Le patrimoine financier des ménages a grimpé de 5,2% l’an dernier à 5.014 milliards d’euros.
L’Observatoire de l’épargne réglementée, présenté mardi 26 juin par la Banque de France, dévoile le détail du bas de laine des Français. L’épargne réglementée a crû aussi significativement, de 2,5%, le livret A toujours en tête.

Résultat de recherche d'images pour "épargne"Une barre symbolique. L’encours des placements financiers des ménages s’élève fin 2017 à 5.014 milliards d’euros, soit une augmentation de près de 250 milliards d’euros par rapport à fin 2016 (+5,22%). Ce mardi 26 juin, l’Observatoire de l’épargne réglementée de la Banque de France a présenté son rapport annuel, dans lequel il a détaillé les principales tendances de l’épargne et du patrimoine des ménages. Assurance-vie (à hauteur de 39% du patrimoine financier), dépôts bancaires (30%), obligations, actions et assimilés (24%) s’ajoutent aux actifs non financiers (immobilier…) pour composer la richesse des Français. Et la tendance générale de diversification et de progression semble se poursuivre en 2017.

« L’assurance-vie est toujours le premier placement des ménages », a déclaré François Villeroy de Galhau.

Fin 2017, ce placement représentait 39% du patrimoine financier des Français. Quant au principal objet du rapport, l’épargne réglementée, elle semble poursuivre sa progression, de 2,5% en 2017. Elle représente 14,6% du patrimoine financier total des ménages, soit 733 milliards d’euros au total.

« L’épargne réglementée reste un secteur dynamique, tiré surtout par le Livret A », a relevé le gouverneur de la Banque de France.

Les dépôts à vue augmentent également et leur rémunération est très supérieure à celle observée dans les autres grands pays européens : elle est de 0,9% contre 0,5% en Italie ou 0,2% en Allemagne.

« Pour autant, les taux des prêts dans l’économie française en général sont aussi assez bas par rapport à ses voisins européens : ceci est dû à la qualité de l’intermédiation bancaire dans le pays », a ajouté le gouverneur de la Banque de France.

L’internationalisation des capitaux français s’est également accentuée, avec 43% d’actifs du patrimoine financier des ménages placées en Europe ou dans le monde, contre seulement 29% en 2010.

Le livret A prospère, le LEP peine à décoller

Résultat de recherche d'images pour "épargne"Les différents livrets réglementés ont été passés au crible par l’Observatoire.

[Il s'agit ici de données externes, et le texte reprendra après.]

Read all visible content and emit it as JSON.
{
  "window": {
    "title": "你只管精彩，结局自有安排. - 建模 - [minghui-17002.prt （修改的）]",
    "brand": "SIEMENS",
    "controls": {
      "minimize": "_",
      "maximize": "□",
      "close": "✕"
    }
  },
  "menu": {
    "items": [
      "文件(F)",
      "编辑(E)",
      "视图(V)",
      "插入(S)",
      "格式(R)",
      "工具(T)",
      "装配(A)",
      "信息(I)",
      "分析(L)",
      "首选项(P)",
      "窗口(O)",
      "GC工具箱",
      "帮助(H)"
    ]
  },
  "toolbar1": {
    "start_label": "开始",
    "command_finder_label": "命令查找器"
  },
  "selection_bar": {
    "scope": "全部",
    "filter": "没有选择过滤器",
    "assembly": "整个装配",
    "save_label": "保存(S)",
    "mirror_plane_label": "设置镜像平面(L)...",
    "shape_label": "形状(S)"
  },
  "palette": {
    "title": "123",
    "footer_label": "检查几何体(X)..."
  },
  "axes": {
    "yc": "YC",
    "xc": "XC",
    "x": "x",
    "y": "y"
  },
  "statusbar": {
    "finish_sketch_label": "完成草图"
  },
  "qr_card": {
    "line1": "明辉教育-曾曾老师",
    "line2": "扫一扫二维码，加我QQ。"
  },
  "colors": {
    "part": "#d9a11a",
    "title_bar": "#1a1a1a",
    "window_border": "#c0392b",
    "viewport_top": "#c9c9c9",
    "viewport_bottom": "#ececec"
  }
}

Le livret A, qui fête ses 200 ans en 2018, a toujours le vent en poupe, avec une croissance de 3,3% en encours et 55 millions de livrets détenus en 2017. Il reste le compte d’épargne défiscalisée préféré des Français, malgré le blocage de son taux à 0,75% en 2018 et 2019. À côté du produit phare détenu par 82% des Français, la Banque de France insiste cependant sur la détention « toujours plus concentrée » des produits d’épargne réglementée.

Le Plan épargne logement (PEL), représente toujours un montant considérable (270 milliards d’euros), en raison de taux de rémunération très différents suivant la date de souscription (1% depuis août 2016, mais 2,5% entre 2003 et 2015 et même plus de 3% avant).

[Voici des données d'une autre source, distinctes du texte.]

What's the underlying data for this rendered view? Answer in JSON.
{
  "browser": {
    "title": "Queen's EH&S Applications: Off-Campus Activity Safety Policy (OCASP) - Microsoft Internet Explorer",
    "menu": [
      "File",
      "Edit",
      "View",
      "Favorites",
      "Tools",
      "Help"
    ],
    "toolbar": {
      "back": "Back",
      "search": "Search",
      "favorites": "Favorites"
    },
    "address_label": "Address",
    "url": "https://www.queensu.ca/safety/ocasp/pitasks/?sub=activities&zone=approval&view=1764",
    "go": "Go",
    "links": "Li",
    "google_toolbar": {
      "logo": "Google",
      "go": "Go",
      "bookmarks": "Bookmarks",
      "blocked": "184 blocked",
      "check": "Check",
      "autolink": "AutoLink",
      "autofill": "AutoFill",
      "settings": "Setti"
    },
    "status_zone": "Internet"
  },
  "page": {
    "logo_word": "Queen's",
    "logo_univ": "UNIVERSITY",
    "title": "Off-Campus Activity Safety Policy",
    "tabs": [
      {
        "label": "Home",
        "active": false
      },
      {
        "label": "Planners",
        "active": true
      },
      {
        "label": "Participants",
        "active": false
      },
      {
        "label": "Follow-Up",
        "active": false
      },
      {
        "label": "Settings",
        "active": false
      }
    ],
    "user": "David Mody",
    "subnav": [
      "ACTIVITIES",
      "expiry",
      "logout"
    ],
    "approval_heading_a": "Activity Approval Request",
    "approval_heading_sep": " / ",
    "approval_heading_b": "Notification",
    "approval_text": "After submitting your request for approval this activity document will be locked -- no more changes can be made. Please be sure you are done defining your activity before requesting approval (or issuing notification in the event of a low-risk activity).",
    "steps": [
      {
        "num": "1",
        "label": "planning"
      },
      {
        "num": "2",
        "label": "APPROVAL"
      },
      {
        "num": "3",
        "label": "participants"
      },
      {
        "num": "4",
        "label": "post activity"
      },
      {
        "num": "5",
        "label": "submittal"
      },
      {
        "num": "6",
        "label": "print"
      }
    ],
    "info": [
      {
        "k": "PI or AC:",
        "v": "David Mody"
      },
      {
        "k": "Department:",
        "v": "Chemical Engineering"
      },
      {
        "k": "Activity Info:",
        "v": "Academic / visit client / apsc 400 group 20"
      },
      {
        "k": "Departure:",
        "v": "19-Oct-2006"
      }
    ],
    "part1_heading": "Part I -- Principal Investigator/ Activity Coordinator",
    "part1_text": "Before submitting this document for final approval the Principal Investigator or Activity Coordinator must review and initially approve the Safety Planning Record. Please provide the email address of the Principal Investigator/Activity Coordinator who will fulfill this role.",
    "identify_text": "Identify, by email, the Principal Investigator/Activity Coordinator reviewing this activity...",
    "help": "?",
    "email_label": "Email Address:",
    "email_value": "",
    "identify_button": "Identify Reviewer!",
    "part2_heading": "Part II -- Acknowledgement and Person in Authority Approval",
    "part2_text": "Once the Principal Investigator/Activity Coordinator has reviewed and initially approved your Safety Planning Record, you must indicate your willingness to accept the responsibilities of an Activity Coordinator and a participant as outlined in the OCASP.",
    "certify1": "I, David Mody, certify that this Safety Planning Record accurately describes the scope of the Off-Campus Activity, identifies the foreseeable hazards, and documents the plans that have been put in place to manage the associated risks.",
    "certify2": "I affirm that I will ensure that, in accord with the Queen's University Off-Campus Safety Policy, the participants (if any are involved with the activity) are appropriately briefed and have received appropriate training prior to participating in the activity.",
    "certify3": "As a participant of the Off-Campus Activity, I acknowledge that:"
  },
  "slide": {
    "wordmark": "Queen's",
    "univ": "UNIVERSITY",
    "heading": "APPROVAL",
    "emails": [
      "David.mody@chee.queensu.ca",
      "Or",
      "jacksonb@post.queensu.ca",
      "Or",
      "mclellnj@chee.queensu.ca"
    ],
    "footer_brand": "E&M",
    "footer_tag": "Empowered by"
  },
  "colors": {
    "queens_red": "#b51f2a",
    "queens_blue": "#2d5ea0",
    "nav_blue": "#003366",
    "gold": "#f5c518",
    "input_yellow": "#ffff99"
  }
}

Le gouverneur de la Banque de France a enfin attiré l’attention sur le livret d’épargne populaire (LEP), « un produit encore trop méconnu » selon lui. Plafonné à 7.700 euros, le LEP offre une rémunération annuelle de 1,25% net de prélèvement, soit 0,50% de plus que le livret A, taux qui restera inchangé jusqu’au 31 janvier 2020. Cependant, son ouverture et sa détention sont soumises à un plafond de revenu : pour 2018, le revenu fiscal 2016 de référence est de 19.468 euros pour une part et 29.863 euros pour deux parts.

La vérification de ces revenus constitue une contrainte pour les établissements bancaires, qui participe sans doute de la baisse en nombre et en encours du livret pourtant attractif : aujourd’hui, le nombre de LEP s’élève à 9 millions de comptes pour 44 milliards d’euros d’encours, soit 30% de moins qu’il y a dix ans.

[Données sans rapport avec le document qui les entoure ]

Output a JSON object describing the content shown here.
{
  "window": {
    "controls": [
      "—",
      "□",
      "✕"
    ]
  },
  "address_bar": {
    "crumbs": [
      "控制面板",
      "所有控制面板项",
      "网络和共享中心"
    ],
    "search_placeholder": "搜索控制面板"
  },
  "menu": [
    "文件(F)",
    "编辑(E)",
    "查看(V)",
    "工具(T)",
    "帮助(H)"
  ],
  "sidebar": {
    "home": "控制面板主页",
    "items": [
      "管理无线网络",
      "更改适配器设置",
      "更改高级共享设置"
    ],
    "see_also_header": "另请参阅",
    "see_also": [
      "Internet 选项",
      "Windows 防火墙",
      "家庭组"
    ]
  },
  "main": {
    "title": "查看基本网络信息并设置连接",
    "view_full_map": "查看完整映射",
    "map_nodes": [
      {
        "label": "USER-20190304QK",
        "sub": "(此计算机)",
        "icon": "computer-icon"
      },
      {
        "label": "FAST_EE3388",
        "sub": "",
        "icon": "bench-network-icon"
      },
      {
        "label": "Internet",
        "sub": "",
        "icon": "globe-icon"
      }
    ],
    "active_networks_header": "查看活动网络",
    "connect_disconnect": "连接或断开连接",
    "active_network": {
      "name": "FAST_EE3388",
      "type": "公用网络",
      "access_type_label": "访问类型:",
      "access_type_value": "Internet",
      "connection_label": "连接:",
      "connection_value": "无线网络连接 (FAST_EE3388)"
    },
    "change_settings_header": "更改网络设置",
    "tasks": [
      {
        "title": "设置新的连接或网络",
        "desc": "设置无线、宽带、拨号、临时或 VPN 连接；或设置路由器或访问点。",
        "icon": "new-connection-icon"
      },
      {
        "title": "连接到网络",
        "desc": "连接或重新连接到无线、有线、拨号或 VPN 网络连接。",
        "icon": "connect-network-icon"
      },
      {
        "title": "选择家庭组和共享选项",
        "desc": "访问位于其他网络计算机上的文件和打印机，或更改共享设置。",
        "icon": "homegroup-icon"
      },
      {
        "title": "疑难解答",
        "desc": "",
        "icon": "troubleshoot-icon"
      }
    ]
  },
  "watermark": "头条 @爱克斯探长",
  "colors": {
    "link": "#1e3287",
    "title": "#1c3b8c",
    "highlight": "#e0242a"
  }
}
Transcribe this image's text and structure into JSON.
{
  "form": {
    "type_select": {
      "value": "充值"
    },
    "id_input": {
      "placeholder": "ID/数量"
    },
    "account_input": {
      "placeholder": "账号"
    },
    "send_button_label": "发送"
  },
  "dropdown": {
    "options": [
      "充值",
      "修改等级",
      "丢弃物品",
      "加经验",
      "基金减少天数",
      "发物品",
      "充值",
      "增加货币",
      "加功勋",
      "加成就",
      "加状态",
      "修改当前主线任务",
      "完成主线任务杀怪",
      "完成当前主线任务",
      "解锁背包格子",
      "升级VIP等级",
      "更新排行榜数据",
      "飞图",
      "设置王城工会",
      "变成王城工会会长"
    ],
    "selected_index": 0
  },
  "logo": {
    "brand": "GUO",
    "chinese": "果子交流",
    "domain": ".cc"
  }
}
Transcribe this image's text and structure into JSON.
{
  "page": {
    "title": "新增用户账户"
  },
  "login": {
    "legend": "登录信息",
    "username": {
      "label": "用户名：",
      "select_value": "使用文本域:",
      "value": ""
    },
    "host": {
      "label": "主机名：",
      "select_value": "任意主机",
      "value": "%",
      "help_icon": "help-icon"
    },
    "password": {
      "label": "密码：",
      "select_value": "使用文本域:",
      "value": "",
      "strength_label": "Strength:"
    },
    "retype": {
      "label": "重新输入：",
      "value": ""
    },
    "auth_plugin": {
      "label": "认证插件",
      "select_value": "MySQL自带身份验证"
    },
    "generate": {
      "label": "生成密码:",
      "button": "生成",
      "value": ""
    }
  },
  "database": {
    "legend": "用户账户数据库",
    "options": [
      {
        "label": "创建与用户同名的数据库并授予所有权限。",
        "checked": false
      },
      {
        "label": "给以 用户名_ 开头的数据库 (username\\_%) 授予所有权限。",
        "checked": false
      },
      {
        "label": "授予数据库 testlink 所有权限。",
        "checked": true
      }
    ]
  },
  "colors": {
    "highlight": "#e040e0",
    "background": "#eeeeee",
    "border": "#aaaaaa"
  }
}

« Une mobilisation de tous les réseaux bancaires, et pas seulement la Banque postale, est nécessaire, pour qu’il soit plus connu et plus vendu », a précisé François Villeroy de Galhau.

L’approche « partenariale » avec les réseaux bancaires, en parallèle de celle menée pour la diffusion de « l’offre spécifique » pour les clients en situation de fragilité financière, est privilégiée par le gouverneur de la Banque de France pour encourager ce produit auquel serait éligible près de 40% de la population française.